3. Ebony London: ‘This Is Bigger Than Me’
Ebony London explained in an email to Heavy that she hopes that her experience will prompt positive change within Ulta Beauty, and prevent similar situations from happening again.
“For so many, Ulta is their local one-stop-shop for product, tips, and service. I am hoping that Ulta takes the time to train and educate their service line members to better and more efficiently serve women of all ethnic groups, skin tones, and textures. I am in contact with Ulta and hope to have positive news to share soon.”
London also posted on Facebook that when Ulta Beauty offered another makeover, she turned it down because “this is bigger than me.”

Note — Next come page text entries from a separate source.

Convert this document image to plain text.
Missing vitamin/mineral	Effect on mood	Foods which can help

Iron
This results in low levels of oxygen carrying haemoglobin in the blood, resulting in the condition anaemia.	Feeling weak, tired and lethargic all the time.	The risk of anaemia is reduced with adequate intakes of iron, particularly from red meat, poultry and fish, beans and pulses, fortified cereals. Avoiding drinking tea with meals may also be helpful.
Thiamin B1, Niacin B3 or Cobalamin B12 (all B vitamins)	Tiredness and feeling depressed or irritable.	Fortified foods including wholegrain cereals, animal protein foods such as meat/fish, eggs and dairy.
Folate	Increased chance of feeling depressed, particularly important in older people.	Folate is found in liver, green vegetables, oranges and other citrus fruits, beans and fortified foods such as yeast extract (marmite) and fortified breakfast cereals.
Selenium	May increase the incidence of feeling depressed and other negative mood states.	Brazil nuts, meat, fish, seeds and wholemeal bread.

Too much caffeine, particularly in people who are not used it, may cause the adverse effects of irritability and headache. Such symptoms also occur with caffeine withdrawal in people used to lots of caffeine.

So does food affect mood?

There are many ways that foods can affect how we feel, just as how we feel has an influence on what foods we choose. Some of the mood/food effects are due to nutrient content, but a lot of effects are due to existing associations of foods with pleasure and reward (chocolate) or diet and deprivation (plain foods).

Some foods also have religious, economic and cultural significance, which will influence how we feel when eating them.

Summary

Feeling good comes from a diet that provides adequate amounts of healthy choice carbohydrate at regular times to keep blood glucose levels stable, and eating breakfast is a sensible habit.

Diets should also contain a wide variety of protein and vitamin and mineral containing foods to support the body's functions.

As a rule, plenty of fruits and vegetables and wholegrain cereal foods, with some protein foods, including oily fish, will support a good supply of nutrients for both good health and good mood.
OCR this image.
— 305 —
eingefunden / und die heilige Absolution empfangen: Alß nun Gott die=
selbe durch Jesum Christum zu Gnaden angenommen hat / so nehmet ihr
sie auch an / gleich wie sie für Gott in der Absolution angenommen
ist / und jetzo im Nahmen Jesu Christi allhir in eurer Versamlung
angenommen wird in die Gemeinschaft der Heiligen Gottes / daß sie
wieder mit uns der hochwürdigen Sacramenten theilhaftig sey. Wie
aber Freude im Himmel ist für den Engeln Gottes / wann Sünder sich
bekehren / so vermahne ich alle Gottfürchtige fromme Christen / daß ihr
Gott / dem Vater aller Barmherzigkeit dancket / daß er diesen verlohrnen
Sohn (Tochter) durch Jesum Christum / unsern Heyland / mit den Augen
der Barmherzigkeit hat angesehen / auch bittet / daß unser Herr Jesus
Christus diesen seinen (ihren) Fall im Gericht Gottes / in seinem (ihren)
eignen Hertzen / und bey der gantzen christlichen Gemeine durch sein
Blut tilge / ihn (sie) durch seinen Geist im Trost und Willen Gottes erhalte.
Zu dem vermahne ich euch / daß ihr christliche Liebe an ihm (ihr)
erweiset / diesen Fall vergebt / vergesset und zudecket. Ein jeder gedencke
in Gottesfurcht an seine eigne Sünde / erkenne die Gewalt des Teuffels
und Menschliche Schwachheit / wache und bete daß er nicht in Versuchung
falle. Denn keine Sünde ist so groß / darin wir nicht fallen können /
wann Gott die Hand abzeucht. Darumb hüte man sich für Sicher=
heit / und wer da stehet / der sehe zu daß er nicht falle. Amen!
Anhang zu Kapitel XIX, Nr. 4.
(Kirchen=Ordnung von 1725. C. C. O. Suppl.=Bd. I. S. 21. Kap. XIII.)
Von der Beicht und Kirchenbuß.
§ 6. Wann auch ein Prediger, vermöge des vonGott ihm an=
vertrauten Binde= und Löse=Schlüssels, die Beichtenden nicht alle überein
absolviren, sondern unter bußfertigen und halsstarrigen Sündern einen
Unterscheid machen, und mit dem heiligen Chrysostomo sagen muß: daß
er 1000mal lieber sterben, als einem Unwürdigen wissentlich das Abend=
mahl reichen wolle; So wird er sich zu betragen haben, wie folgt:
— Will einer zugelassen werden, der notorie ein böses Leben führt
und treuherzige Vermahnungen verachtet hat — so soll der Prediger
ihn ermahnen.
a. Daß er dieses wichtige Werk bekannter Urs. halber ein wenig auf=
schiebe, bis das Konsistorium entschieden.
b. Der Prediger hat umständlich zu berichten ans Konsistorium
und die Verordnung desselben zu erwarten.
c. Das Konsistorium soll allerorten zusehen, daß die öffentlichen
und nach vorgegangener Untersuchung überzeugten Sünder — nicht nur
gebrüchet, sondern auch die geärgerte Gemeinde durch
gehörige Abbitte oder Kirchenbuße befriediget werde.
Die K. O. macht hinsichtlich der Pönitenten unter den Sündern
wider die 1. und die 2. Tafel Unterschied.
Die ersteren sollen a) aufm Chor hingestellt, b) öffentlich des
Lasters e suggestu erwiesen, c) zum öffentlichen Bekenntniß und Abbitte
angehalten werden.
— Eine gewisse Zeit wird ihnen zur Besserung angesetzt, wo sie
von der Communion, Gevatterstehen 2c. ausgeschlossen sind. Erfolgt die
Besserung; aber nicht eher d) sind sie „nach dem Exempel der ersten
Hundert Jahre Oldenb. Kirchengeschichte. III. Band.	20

4. Ulta Beauty Faced Accusations of Racial Profiling In the Summer of 2019
But the brand has faced scrutiny over its in-store practices. In August of 2019, current and former employees accused Ulta Beauty leaders of encouraging racial profiling of customers. For example, NBC News quoted a former Ulta Beauty employee who claimed that her general manager instructed her to follow black and Hispanic people around the store, and would cut her hours if she refused to do it. The company said in a statement at the time, “These accounts are disappointing and contrary to our training and policies. We stand for equality, inclusivity and acceptance and strive to create a space that is welcoming to all. That is why we have our associates participate in ongoing trainings on diversity and inclusion.”
“A guest recently had a disappointing experience in one of our stores. We recognize that there have been times when individuals have not experienced the inclusive environment we strive for in every Ulta Beauty location, and we take that very seriously. We stand for equality, inclusivity and diversity and when we hear that we are not meeting that expectation, we want to understand what our guest is feeling, and hold ourselves accountable to do better.
We will be taking additional steps toward continuing our depth of training and education of our stylists and make-up artists in our stores to meet all of our guests’ needs and create an inclusive experience for everyone. It is our responsibility to listen, learn from our guests and improve always. We want every individual to see themselves and feel welcome in Ulta Beauty.”
5. Ebony London Is Having a Baby Boy
Ebony Kankam London managed to set aside her feelings about the experience at Ulta Beauty and enjoyed her baby shower. London wrote on Facebook, “Despite all the make up drama, yesterday was a pretty good day. It was a great baby shower!”
She added on Instagram, “My heart is so full. Thank you to everyone who came out and showered baby London with love. It’s not everyday that you’re able to take your baby bump on tour and receive so much support.” She and her husband are about to welcome a baby boy.
As referenced higher in this article, London lives in Houston, Texas. She earned a degree in communications from Howard University in 2011. According to her LinkedIn page, London works as an English teacher.